Copymaster: Probability vocabulary cards
Probably Pistachio by Stuart J. Murphy
Various sized clear jars
Take a Chance!
This activity is based on the picture book Probably Pistachio
Author: Stuart J. Murphy
Illustrator: Marsha Winborn
Publisher: Harper Collins (2001)
The vocabulary of possible outcomes is explored through a story of one boy’s day when everything goes wrong. As the day unfolds Jack tries to predict what will happen based on experience and chance. The pictograms that represent his thinking are valuable representations of how we use experience and knowledge to make predictions.
- Prior to reading, demonstrate the idea of possible outcomes by placing several items in a clear container or plastic bag. (The items should all be the same size and shape but different colours such as unifix blocks or counters). Cover the jar or bag and ask students to make a prediction about what chance they have of pulling out a particular colour based on what they know about the colours you put in. Ask a student to select an item without looking and check the prediction.
For example, put in 6 red blocks and ask:
What chance do you have of getting a green one?

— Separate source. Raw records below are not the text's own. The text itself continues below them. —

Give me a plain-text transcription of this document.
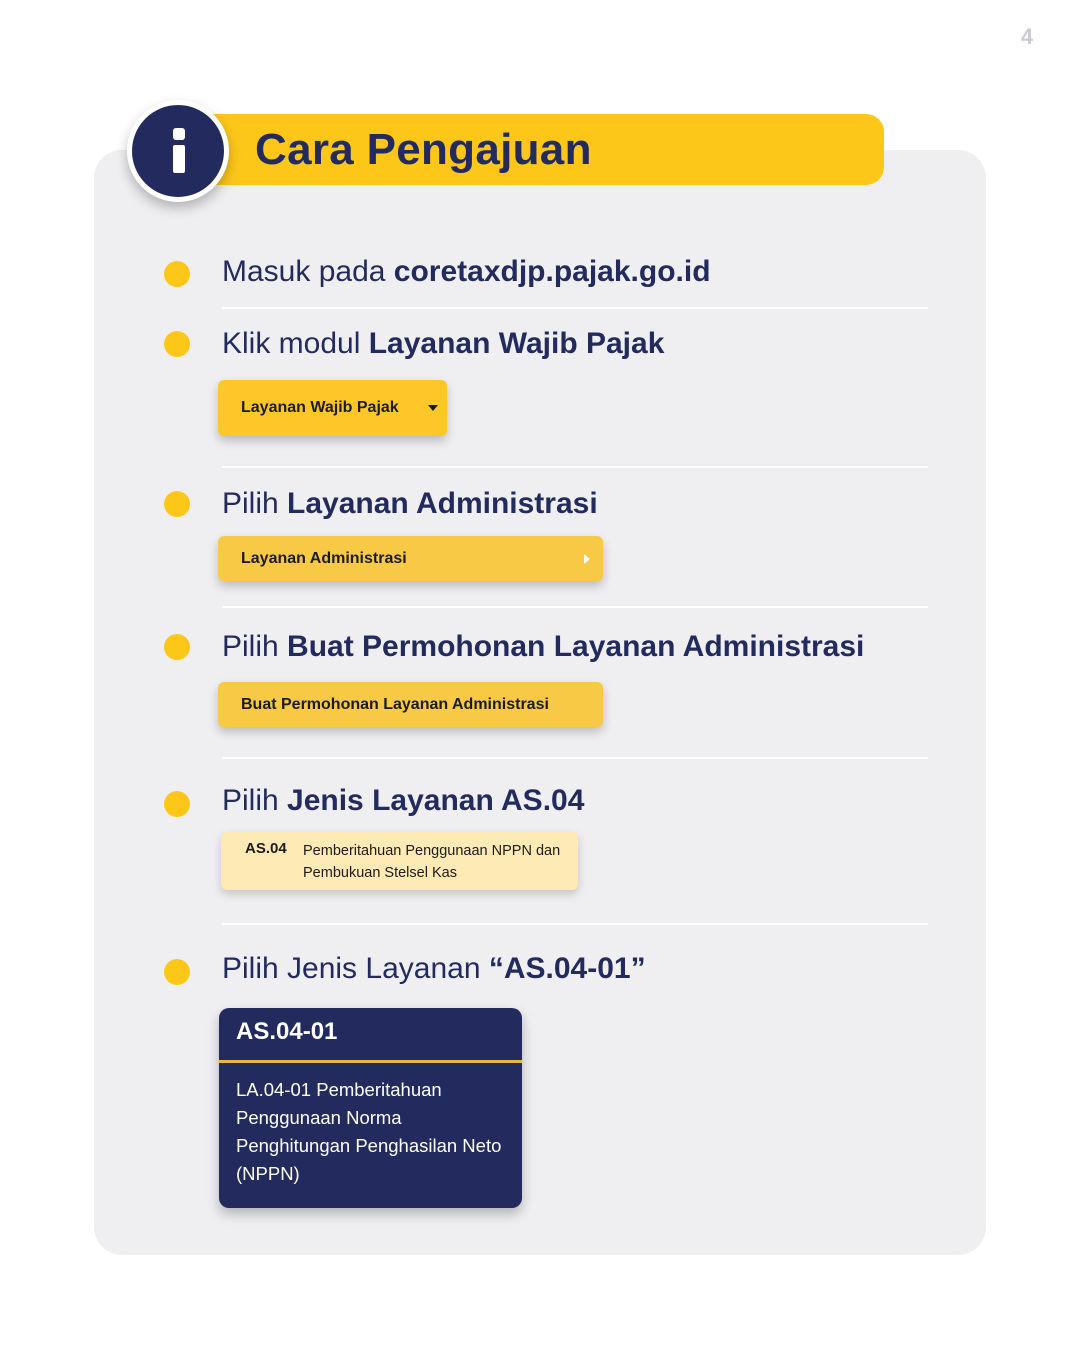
4
Cara Pengajuan
Masuk pada coretaxdjp.pajak.go.id
Klik modul Layanan Wajib Pajak
Layanan Wajib Pajak
Pilih Layanan Administrasi
Layanan Administrasi
Pilih Buat Permohonan Layanan Administrasi
Buat Permohonan Layanan Administrasi
Pilih Jenis Layanan AS.04
AS.04 Pemberitahuan Penggunaan NPPN dan Pembukuan Stelsel Kas
Pilih Jenis Layanan “AS.04-01”
AS.04-01
LA.04-01 Pemberitahuan Penggunaan Norma Penghitungan Penghasilan Neto (NPPN)
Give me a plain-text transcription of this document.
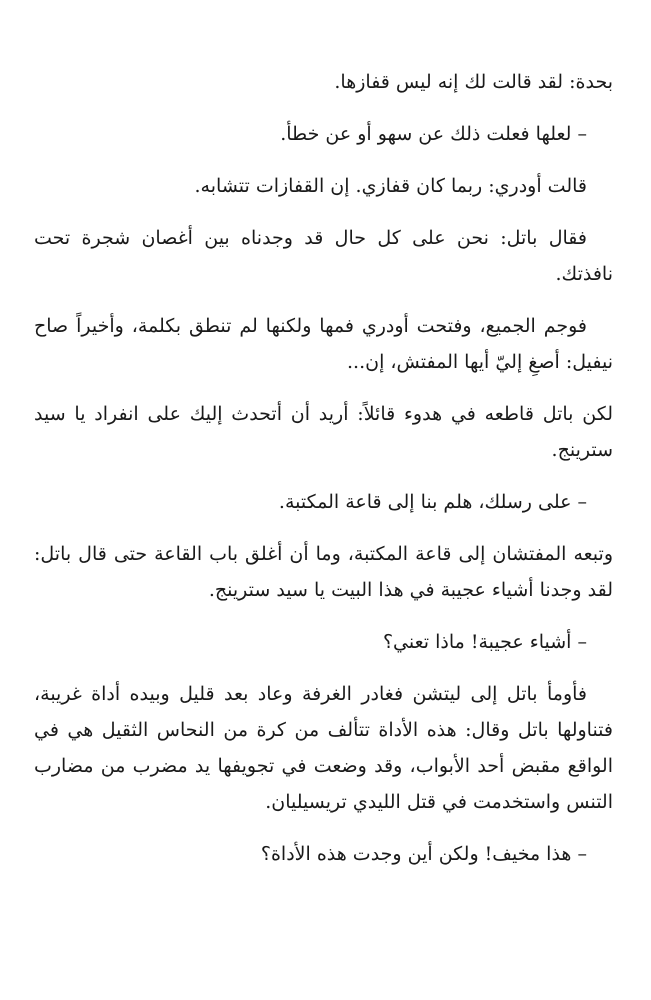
بحدة: لقد قالت لك إنه ليس قفازها.

– لعلها فعلت ذلك عن سهو أو عن خطأ.

قالت أودري: ربما كان قفازي. إن القفازات تتشابه.

فقال باتل: نحن على كل حال قد وجدناه بين أغصان شجرة تحت نافذتك.

فوجم الجميع، وفتحت أودري فمها ولكنها لم تنطق بكلمة، وأخيراً صاح نيفيل: أصغِ إليّ أيها المفتش، إن...

لكن باتل قاطعه في هدوء قائلاً: أريد أن أتحدث إليك على انفراد يا سيد سترينج.

– على رسلك، هلم بنا إلى قاعة المكتبة.

وتبعه المفتشان إلى قاعة المكتبة، وما أن أغلق باب القاعة حتى قال باتل: لقد وجدنا أشياء عجيبة في هذا البيت يا سيد سترينج.

– أشياء عجيبة! ماذا تعني؟

فأومأ باتل إلى ليتشن فغادر الغرفة وعاد بعد قليل وبيده أداة غريبة، فتناولها باتل وقال: هذه الأداة تتألف من كرة من النحاس الثقيل هي في الواقع مقبض أحد الأبواب، وقد وضعت في تجويفها يد مضرب من مضارب التنس واستخدمت في قتل الليدي تريسيليان.

– هذا مخيف! ولكن أين وجدت هذه الأداة؟
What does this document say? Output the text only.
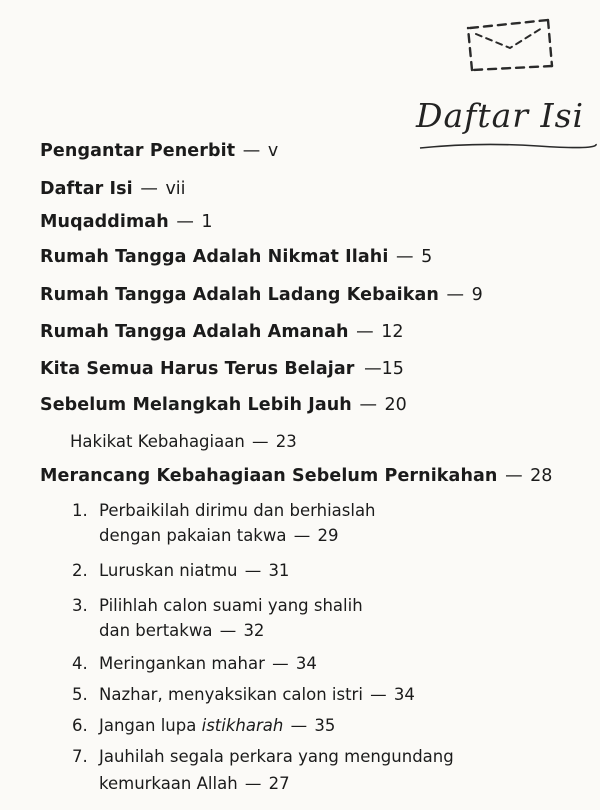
Daftar Isi
Pengantar Penerbit — v
Daftar Isi — vii
Muqaddimah — 1
Rumah Tangga Adalah Nikmat Ilahi — 5
Rumah Tangga Adalah Ladang Kebaikan — 9
Rumah Tangga Adalah Amanah — 12
Kita Semua Harus Terus Belajar —15
Sebelum Melangkah Lebih Jauh — 20
Hakikat Kebahagiaan — 23
Merancang Kebahagiaan Sebelum Pernikahan — 28
1. Perbaikilah dirimu dan berhiaslah
dengan pakaian takwa — 29
2. Luruskan niatmu — 31
3. Pilihlah calon suami yang shalih
dan bertakwa — 32
4. Meringankan mahar — 34
5. Nazhar, menyaksikan calon istri — 34
6. Jangan lupa istikharah — 35
7. Jauhilah segala perkara yang mengundang
kemurkaan Allah — 27
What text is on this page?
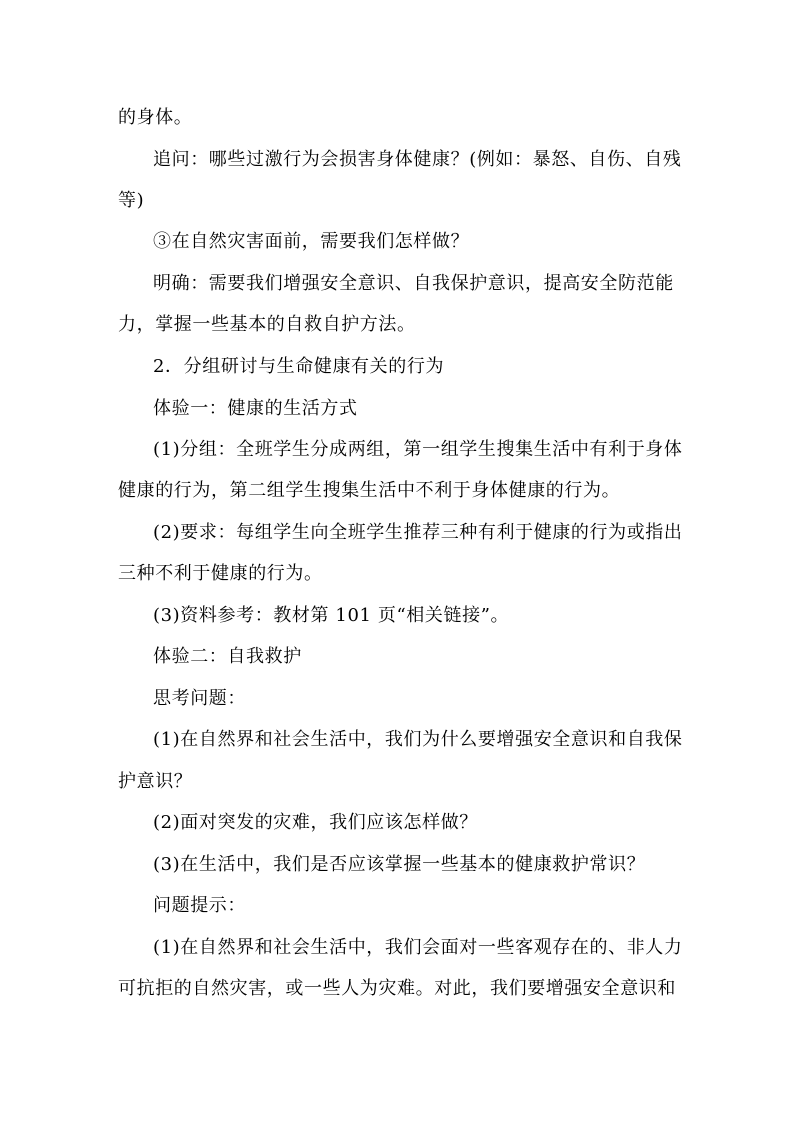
的身体。
追问：哪些过激行为会损害身体健康？(例如：暴怒、自伤、自残
等)
③在自然灾害面前，需要我们怎样做？
明确：需要我们增强安全意识、自我保护意识，提高安全防范能
力，掌握一些基本的自救自护方法。
2．分组研讨与生命健康有关的行为
体验一：健康的生活方式
(1)分组：全班学生分成两组，第一组学生搜集生活中有利于身体
健康的行为，第二组学生搜集生活中不利于身体健康的行为。
(2)要求：每组学生向全班学生推荐三种有利于健康的行为或指出
三种不利于健康的行为。
(3)资料参考：教材第 101 页“相关链接”。
体验二：自我救护
思考问题：
(1)在自然界和社会生活中，我们为什么要增强安全意识和自我保
护意识？
(2)面对突发的灾难，我们应该怎样做？
(3)在生活中，我们是否应该掌握一些基本的健康救护常识？
问题提示：
(1)在自然界和社会生活中，我们会面对一些客观存在的、非人力
可抗拒的自然灾害，或一些人为灾难。对此，我们要增强安全意识和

Or put in 5 red and 1 blue and ask:
What will I probably get when I pick out one?
Encourage the use of key vocabulary words you will be looking for during the activity.
- Share the book with your students, emphasizing the vocabulary. You may want to create a word bank as you read. As you get to the pages where Jack’s thinking is shown in bubbles, ask students to pair share and make predictions about what the outcome will be on the next page.
- Make a large copy of the vocabulary cards (copymaster) and discuss each word and colour in the agreed amount of the strip beside the word so everyone has a shared understanding of the visual cue. Cut the strips apart and give each pair of students one key word strip. For example:
- Then ask students to use the containers/jars and the sets of items (counters, blocks, buttons etc) to create a jar that shows the chance word they have. Get them to test their chance jar with another pair.
- To follow on from this lesson students can continue to explore the vocabulary and the chance jars by trying other words and discussing which ones are “sure things” and which ones are easier or harder to predict. There are also several follow up activities suggested at the back of the book in notes provided for adults.